Issue (i): Whether trading activity was to be treated as an exempted service for the purpose of reversal of CENVAT credit on common input services for the period prior to its specific inclusion in the Rules.
Analysis: The scheme of CENVAT credit excluded credit on input services used for exempted services, and trading was regarded as falling outside taxable service. The subsequent insertion of an explanation treating trading as exempted service was held to be clarificatory in nature. On that basis, trading activity was treated as having always been within the ambit of exempted service for the purpose of rule 6, and common input service credit relatable to trading was liable to disallowance.
Conclusion: Trading activity was rightly treated as an exempted service, and credit attributable to common input services used for trading was not admissible.
Issue (ii): Whether the reversal of credit attributable to trading had to be computed on the basis of the difference between the purchase price and sale price of traded goods, with the matter requiring verification by the original authority.

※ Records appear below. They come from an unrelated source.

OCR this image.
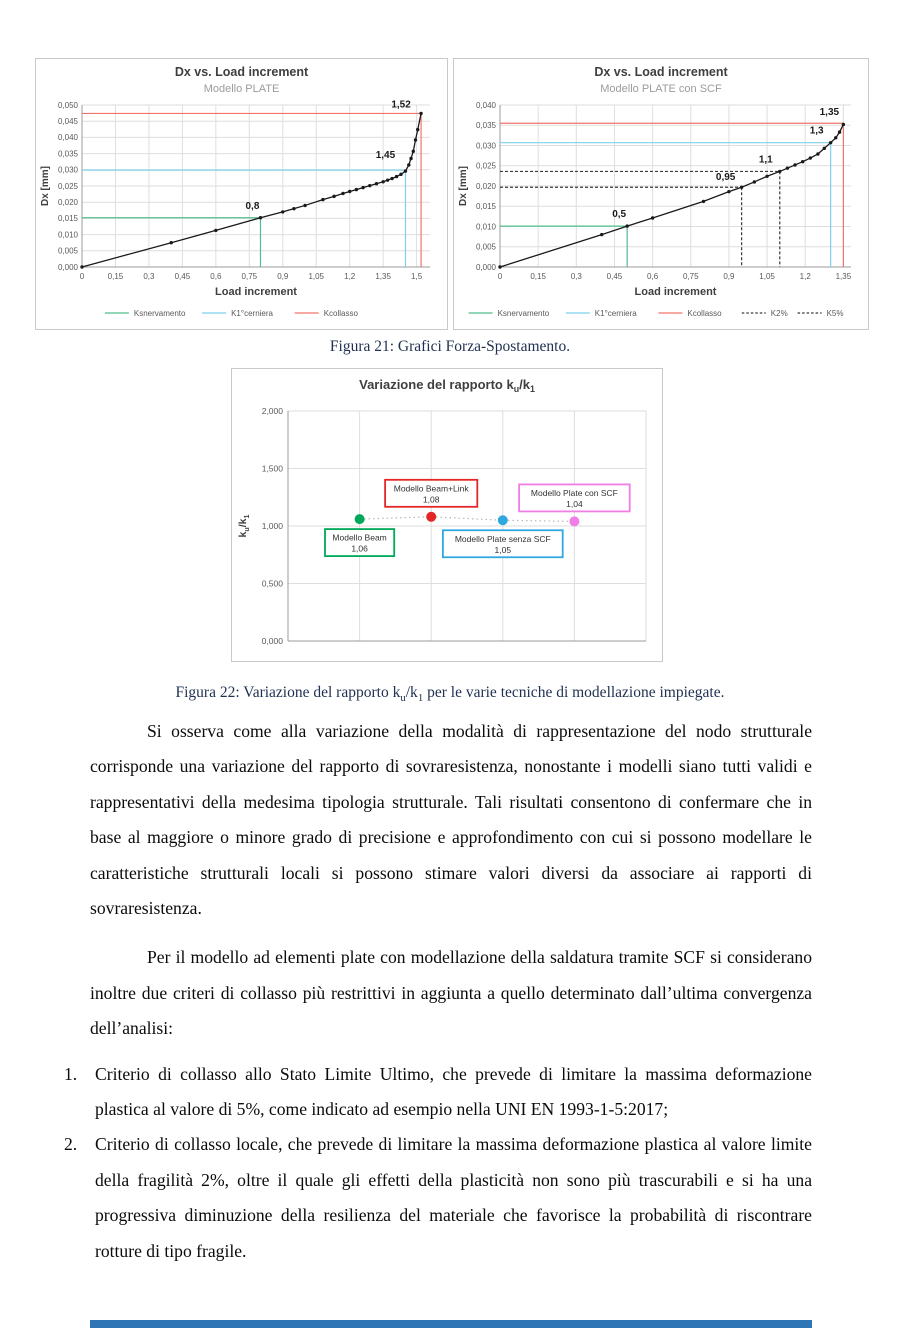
Dx vs. Load increment
Modello PLATE
0,000
0,005
0,010
0,015
0,020
0,025
0,030
0,035
0,040
0,045
0,050
0	0,15	0,3	0,45	0,6	0,75	0,9	1,05	1,2	1,35	1,5
0,8
1,45
1,52
Dx [mm]
Load increment
Ksnervamento	K1°cerniera	Kcollasso
Dx vs. Load increment
Modello PLATE con SCF
0,000
0,005
0,010
0,015
0,020
0,025
0,030
0,035
0,040
0	0,15	0,3	0,45	0,6	0,75	0,9	1,05	1,2	1,35
0,5
0,95
1,1
1,3
1,35
Dx [mm]
Load increment
Ksnervamento	K1°cerniera	Kcollasso	K2%	K5%

Figura 21: Grafici Forza-Spostamento.

Variazione del rapporto $k_u/k_1$
0,000
0,500
1,000
1,500
2,000
Modello Beam
1,06
Modello Beam+Link
1,08
Modello Plate senza SCF
1,05
Modello Plate con SCF
1,04
$k_u/k_1$

Figura 22: Variazione del rapporto $k_u/k_1$ per le varie tecniche di modellazione impiegate.

Si osserva come alla variazione della modalità di rappresentazione del nodo strutturale corrisponde una variazione del rapporto di sovraresistenza, nonostante i modelli siano tutti validi e rappresentativi della medesima tipologia strutturale. Tali risultati consentono di confermare che in base al maggiore o minore grado di precisione e approfondimento con cui si possono modellare le caratteristiche strutturali locali si possono stimare valori diversi da associare ai rapporti di sovraresistenza.

Per il modello ad elementi plate con modellazione della saldatura tramite SCF si considerano inoltre due criteri di collasso più restrittivi in aggiunta a quello determinato dall’ultima convergenza dell’analisi:

1.	Criterio di collasso allo Stato Limite Ultimo, che prevede di limitare la massima deformazione plastica al valore di 5%, come indicato ad esempio nella UNI EN 1993-1-5:2017;
2.	Criterio di collasso locale, che prevede di limitare la massima deformazione plastica al valore limite della fragilità 2%, oltre il quale gli effetti della plasticità non sono più trascurabili e si ha una progressiva diminuzione della resilienza del materiale che favorisce la probabilità di riscontrare rotture di tipo fragile.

Analysis: For trading activity, the relevant value was held to be the margin between purchase price and sale price, not the entire sale value of traded goods. The method adopted in the impugned order had not examined this aspect and the computation had not been verified on that basis. The credit reversal already made was to be adjusted accordingly, and only any shortfall, if found on verification, could be recovered.
Conclusion: The computation had to be restricted to the trading margin basis, and the matter was remanded for verification and consequential recomputation.
Final Conclusion: The assessee succeeded on the legal basis for computation, but the matter was sent back for reworking of the demand and related consequences in accordance with the correct valuation method.
Ratio Decidendi: Trading activity is to be treated as an exempted service for CENVAT credit reversal purposes, and where common input services are used, the reversal for trading must be computed on the trading margin rather than the gross sale value of traded goods.